Sparks family adjusts graduation plans after COVID-19 outbreak
By Dave Ongie, News Editor
With a double dose of graduation on the horizon, May was shaping up to be a month packed full of memories for the Sparks family.
Taylor Sparks was set to graduate from ETSU’s College of Nursing, a hard-earned accomplishment marked with a traditional pinning ceremony and a walk across the stage inside the MiniDome. Meanwhile, Taylor’s sister Tori – a senior at Science Hill – was gearing up for prom, which was to be followed closely by her own graduation ceremony. The family was then planning to go on a cruise to celebrate everything the young ladies had accomplished.
All those plans were jeopardized around spring break when the COVID-19 outbreak began to disrupt daily life. As the days and weeks progressed, all the plans the Sparks family had made fell by the wayside one by one.
“For me, I have always been very sentimental, looking forward to every milestone in their life, and that is what hurts me,” said Charity Sparks, the girls’ mother.
Improvisation became a way of life during the month of April. Despite the uncertainty surrounding Taylor and Tori’s graduation ceremonies, the family decided to go ahead and create graduation announcements. Charity took her own photos since senior photo sessions had to be canceled. Plans for a graduation party eventually had to be scrapped, as did the cruise, leaving the Sparks’ looking for creative ways to mark all of the milestones.
In the meantime, both girls have been busy finishing up their senior years by completing online coursework. Taylor also worked hard to complete her demanding clinical work. Both Taylor and Tori said the uncertainty surrounding their graduation ceremonies started to sink in when they were unable to return to school following spring break.
“Once going back to school was postponed after spring break, I realized we might not get the normal graduation,” Tori said. “I’m a little upset I will not get the senior year that I was expecting, but I had a good time while it lasted.”
As Taylor wrapped up her final semester of coursework at ETSU, she found out her graduation would be held virtually on May 9. Her pinning ceremony has been postponed, but she was able to celebrate her graduation with family last Saturday and her close-knit nursing class has been using technology to stay in touch.
“We were looking forward to getting to celebrate our accomplishments together with special events like the pinning ceremony where we celebrate together as a class with our instructors as well as graduation,” Taylor said. “It is sad that we will not get to celebrate together, but we have been congratulating each other during our virtual class meetings and through phone calls.”
While Taylor’s college experience has come to an end, Tori is preparing to embark on her own journey into higher education this fall.
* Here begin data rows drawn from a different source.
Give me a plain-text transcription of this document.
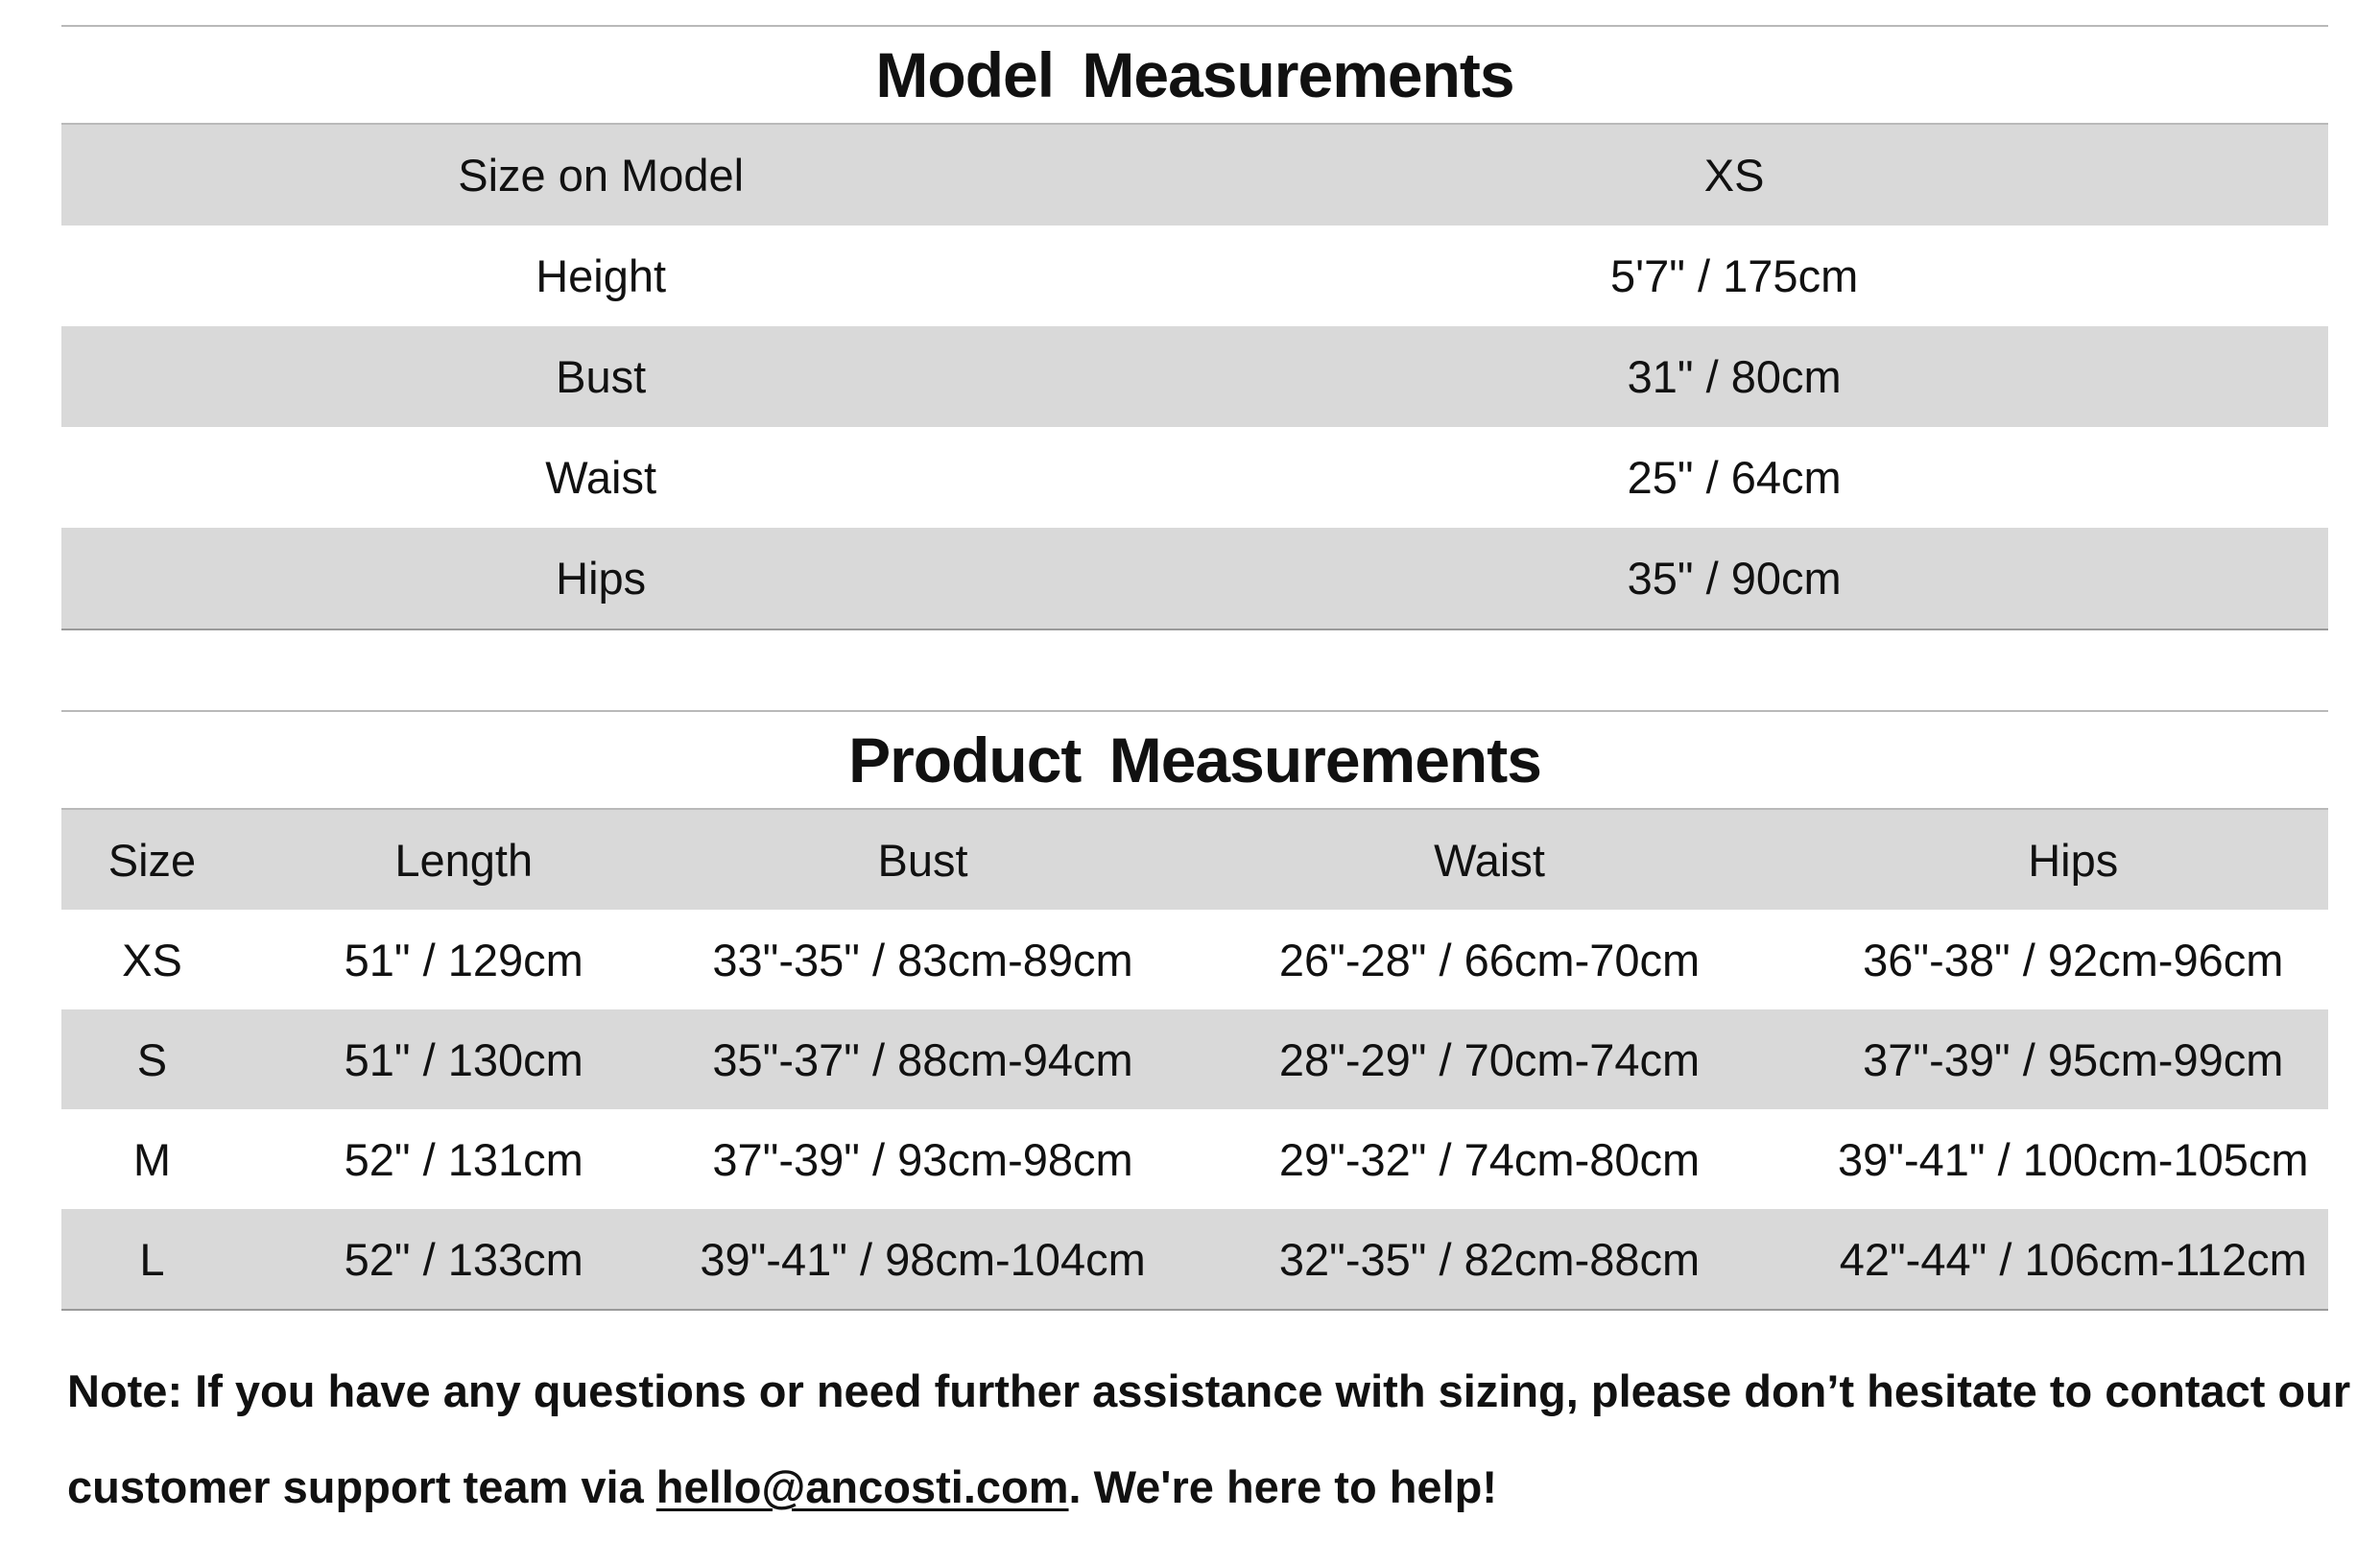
Model Measurements
Size on Model	XS
Height	5'7" / 175cm
Bust	31" / 80cm
Waist	25" / 64cm
Hips	35" / 90cm
Product Measurements
Size	Length	Bust	Waist	Hips
XS	51" / 129cm	33"-35" / 83cm-89cm	26"-28" / 66cm-70cm	36"-38" / 92cm-96cm
S	51" / 130cm	35"-37" / 88cm-94cm	28"-29" / 70cm-74cm	37"-39" / 95cm-99cm
M	52" / 131cm	37"-39" / 93cm-98cm	29"-32" / 74cm-80cm	39"-41" / 100cm-105cm
L	52" / 133cm	39"-41" / 98cm-104cm	32"-35" / 82cm-88cm	42"-44" / 106cm-112cm
Note: If you have any questions or need further assistance with sizing, please don’t hesitate to contact our customer support team via hello@ancosti.com. We're here to help!
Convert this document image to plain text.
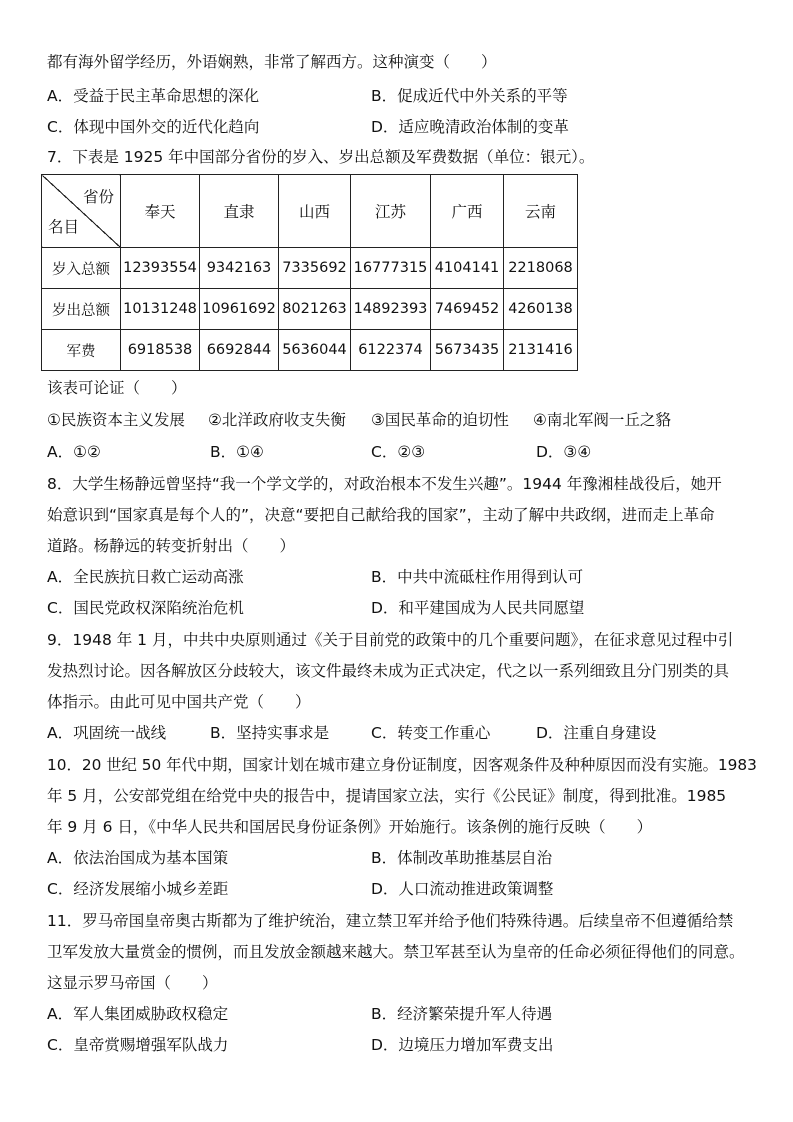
都有海外留学经历，外语娴熟，非常了解西方。这种演变（　　）
A．受益于民主革命思想的深化	B．促成近代中外关系的平等
C．体现中国外交的近代化趋向	D．适应晚清政治体制的变革
7．下表是 1925 年中国部分省份的岁入、岁出总额及军费数据（单位：银元）。
省份
名目	奉天	直隶	山西	江苏	广西	云南
岁入总额	12393554	9342163	7335692	16777315	4104141	2218068
岁出总额	10131248	10961692	8021263	14892393	7469452	4260138
军费	6918538	6692844	5636044	6122374	5673435	2131416
该表可论证（　　）
①民族资本主义发展 ②北洋政府收支失衡 ③国民革命的迫切性 ④南北军阀一丘之貉
A．①②	B．①④	C．②③	D．③④
8．大学生杨静远曾坚持“我一个学文学的，对政治根本不发生兴趣”。1944 年豫湘桂战役后，她开
始意识到“国家真是每个人的”，决意“要把自己献给我的国家”，主动了解中共政纲，进而走上革命
道路。杨静远的转变折射出（　　）
A．全民族抗日救亡运动高涨	B．中共中流砥柱作用得到认可
C．国民党政权深陷统治危机	D．和平建国成为人民共同愿望
9．1948 年 1 月，中共中央原则通过《关于目前党的政策中的几个重要问题》，在征求意见过程中引
发热烈讨论。因各解放区分歧较大，该文件最终未成为正式决定，代之以一系列细致且分门别类的具
体指示。由此可见中国共产党（　　）
A．巩固统一战线	B．坚持实事求是	C．转变工作重心	D．注重自身建设
10．20 世纪 50 年代中期，国家计划在城市建立身份证制度，因客观条件及种种原因而没有实施。1983
年 5 月，公安部党组在给党中央的报告中，提请国家立法，实行《公民证》制度，得到批准。1985
年 9 月 6 日，《中华人民共和国居民身份证条例》开始施行。该条例的施行反映（　　）
A．依法治国成为基本国策	B．体制改革助推基层自治
C．经济发展缩小城乡差距	D．人口流动推进政策调整
11．罗马帝国皇帝奥古斯都为了维护统治，建立禁卫军并给予他们特殊待遇。后续皇帝不但遵循给禁
卫军发放大量赏金的惯例，而且发放金额越来越大。禁卫军甚至认为皇帝的任命必须征得他们的同意。
这显示罗马帝国（　　）
A．军人集团威胁政权稳定	B．经济繁荣提升军人待遇
C．皇帝赏赐增强军队战力	D．边境压力增加军费支出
Tori has a 4.0 GPA and will attend Montreat College, where she will continue her soccer career.
Charity said Tori has a prom dress hanging in her closet that may never be worn, and her 18th birthday was spent at home under quarantine. But Charity takes solace in the fact that Tori and her Science Hill teammates were able to finish their soccer season last fall with a trip to the state tournament. High school athletes competing in spring sports saw their seasons end abruptly when the virus began to spread in March.
“We look back now and see how blessed we were that her team was able to finish their senior season,” Charity said. “My heart breaks for those seniors who play spring sports. These kids have lost so much.”
Science Hill has announced plans to hold a graduation ceremony for seniors over the summer, but Tori is already spending a good deal of time preparing for college. She has attended a virtual orientation and is participating in Zoom sessions with her college soccer coach to get ready for next season.
For the Class of 2020, much has been lost, but Charity is trying to focus on the unexpected gift she has gained during this most unique spring season.
“This virus was unexpected,” Charity said. “It wrecked our plans, and it has taken a lot from us. But it has also given us the gift of time – time with Taylor before she goes off and starts her nursing career, time with Tori before she leaves to start her college experience.
“So although my heart breaks for all the things lost, I am grateful for the late nights staying up talking, driving to Cook Out to get milkshakes, the car rides to nowhere just singing songs out loud, and the slowing down of the fast pace we have been living for years.”